In the last few months, Brain-Work has featured two discussions of peer review: How to be an effective peer reviewer and Peer reviewing as a foundation of research culture, both aimed at librarians who might be serving as reviewers. In this post, I want to look at peer review from the perspective of the author who is reading and responding to peer reviewers’ feedback.

I get butterflies in my stomach every time I see the subject line in my inbox announcing an email that contains reviewer comments. Reading reviewer feedback feels like the closest I come these days to getting a grade back on a test or an essay, and I still desperately want that A. What I have increasingly come to realize is that reviewers’ feedback isn’t going to determine my final grade in the course, and that it can really be a process of giving supportive and formative feedback.

Here are some suggestions I have that will hopefully make the process of reading and responding to peer review feel less daunting and more supportive:

1. Ask someone else to read your paper before you submit it. It’s always a good idea to get a fresh perspective on your work. Also, getting feedback from someone you know will help prepare you for getting more feedback from the reviewers.

2. When you get the reviewers’ comments, particularly if they include lots of suggestions for revision, let yourself complain and vent about it – for a day. Then put the complaining behind you and move on.

3. Remember that the reviewers’ feedback is intended to improve your paper. Read it with that in mind. In my experience, reviewers have always provided at least one helpful suggestion. (Exception: a review that says simply “this was terrible and shouldn’t ever be published.” That review isn’t going to improve your paper, so go ahead and complain about that terrible review that should never have been written, and then move on.)
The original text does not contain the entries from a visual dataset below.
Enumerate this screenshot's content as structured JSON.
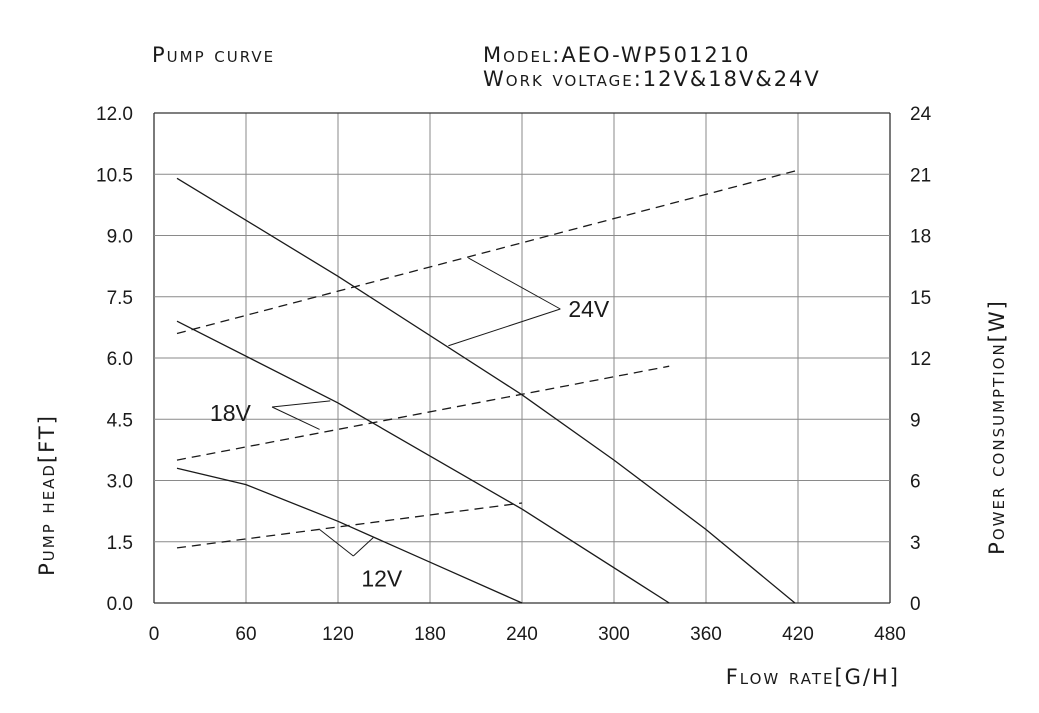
{
  "chart_data": {
    "type": "line",
    "title": "Pump curve",
    "model_line": "Model:AEO-WP501210",
    "voltage_line": "Work voltage:12V&18V&24V",
    "xlabel": "Flow rate[G/H]",
    "ylabel_left": "Pump head[FT]",
    "ylabel_right": "Power consumption[W]",
    "xlim": [
      0,
      480
    ],
    "ylim_left": [
      0,
      12
    ],
    "ylim_right": [
      0,
      24
    ],
    "grid": true,
    "x_ticks": [
      "0",
      "60",
      "120",
      "180",
      "240",
      "300",
      "360",
      "420",
      "480"
    ],
    "y_left_ticks": [
      "0.0",
      "1.5",
      "3.0",
      "4.5",
      "6.0",
      "7.5",
      "9.0",
      "10.5",
      "12.0"
    ],
    "y_right_ticks": [
      "0",
      "3",
      "6",
      "9",
      "12",
      "15",
      "18",
      "21",
      "24"
    ],
    "series": [
      {
        "name": "24V",
        "kind": "head",
        "axis": "left",
        "style": "solid",
        "points": [
          [
            15,
            10.4
          ],
          [
            120,
            8.0
          ],
          [
            240,
            5.1
          ],
          [
            300,
            3.5
          ],
          [
            360,
            1.8
          ],
          [
            418,
            0.0
          ]
        ]
      },
      {
        "name": "18V",
        "kind": "head",
        "axis": "left",
        "style": "solid",
        "points": [
          [
            15,
            6.9
          ],
          [
            120,
            4.9
          ],
          [
            240,
            2.3
          ],
          [
            336,
            0.0
          ]
        ]
      },
      {
        "name": "12V",
        "kind": "head",
        "axis": "left",
        "style": "solid",
        "points": [
          [
            15,
            3.3
          ],
          [
            60,
            2.9
          ],
          [
            120,
            2.0
          ],
          [
            180,
            1.0
          ],
          [
            240,
            0.0
          ]
        ]
      },
      {
        "name": "24V",
        "kind": "power",
        "axis": "right",
        "style": "dashed",
        "points": [
          [
            15,
            13.2
          ],
          [
            420,
            21.2
          ]
        ]
      },
      {
        "name": "18V",
        "kind": "power",
        "axis": "right",
        "style": "dashed",
        "points": [
          [
            15,
            7.0
          ],
          [
            336,
            11.6
          ]
        ]
      },
      {
        "name": "12V",
        "kind": "power",
        "axis": "right",
        "style": "dashed",
        "points": [
          [
            15,
            2.7
          ],
          [
            240,
            4.9
          ]
        ]
      }
    ],
    "annotations": [
      {
        "text": "24V",
        "label_at": [
          265,
          7.2
        ],
        "elbow": [
          265,
          7.2
        ],
        "pointers": [
          [
            205,
            8.45
          ],
          [
            192,
            6.3
          ]
        ]
      },
      {
        "text": "18V",
        "label_at": [
          43,
          4.7
        ],
        "elbow": [
          77,
          4.8
        ],
        "pointers": [
          [
            115,
            4.95
          ],
          [
            108,
            4.25
          ]
        ]
      },
      {
        "text": "12V",
        "label_at": [
          130,
          0.65
        ],
        "elbow": [
          130,
          1.15
        ],
        "pointers": [
          [
            108,
            1.8
          ],
          [
            143,
            1.6
          ]
        ]
      }
    ]
  }
}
4. You don’t necessarily need to take all of the reviewers’ suggestions or address all their questions. The reviewers don’t know your research as well as you do, and it may be that their suggestions would change the focus of your paper beyond what you intended. It could also be that they’re asking for changes because they didn’t clearly understand your intent as you had presented it in the paper—and that should be a sign to you that you need to change something, even if the change is perhaps not exactly what the reviewers asked for.

5. Stay in contact with the editor. Let them know that you are working on changes. If the editor had sent a “revise and resubmit” decision and you’ve decided not to resubmit, let them know that too. Ask the editor for advice if the reviewers’ suggestions aren’t clear, or if the reviewers have provided conflicting suggestions.

For more advice about reading and responding to peer review, the following offer more good suggestions:

Annesley, Thomas M. 2011. “Top 10 Tips for Responding to Reviewer and Editor Comments.” Clinical Chemistry 57 (4): 551–54. doi:10.1373/clinchem.2011.162388.

McKenzie, Francine. 2009. “The Art of Responding to Peer Reviews.” University Affairs. http://www.universityaffairs.ca/career-advice/career-advice-article/the-art-of-responding-to-peer-reviews/

The Open Source Paleontologist. 2009. “Responding to Peer Review.” http://openpaleo.blogspot.ca/2009/01/responding-to-peer-review.html

This article gives the views of the author(s) and not necessarily the views of the Centre for Evidence Based Library and Information Practice or the University Library, University of Saskatchewan.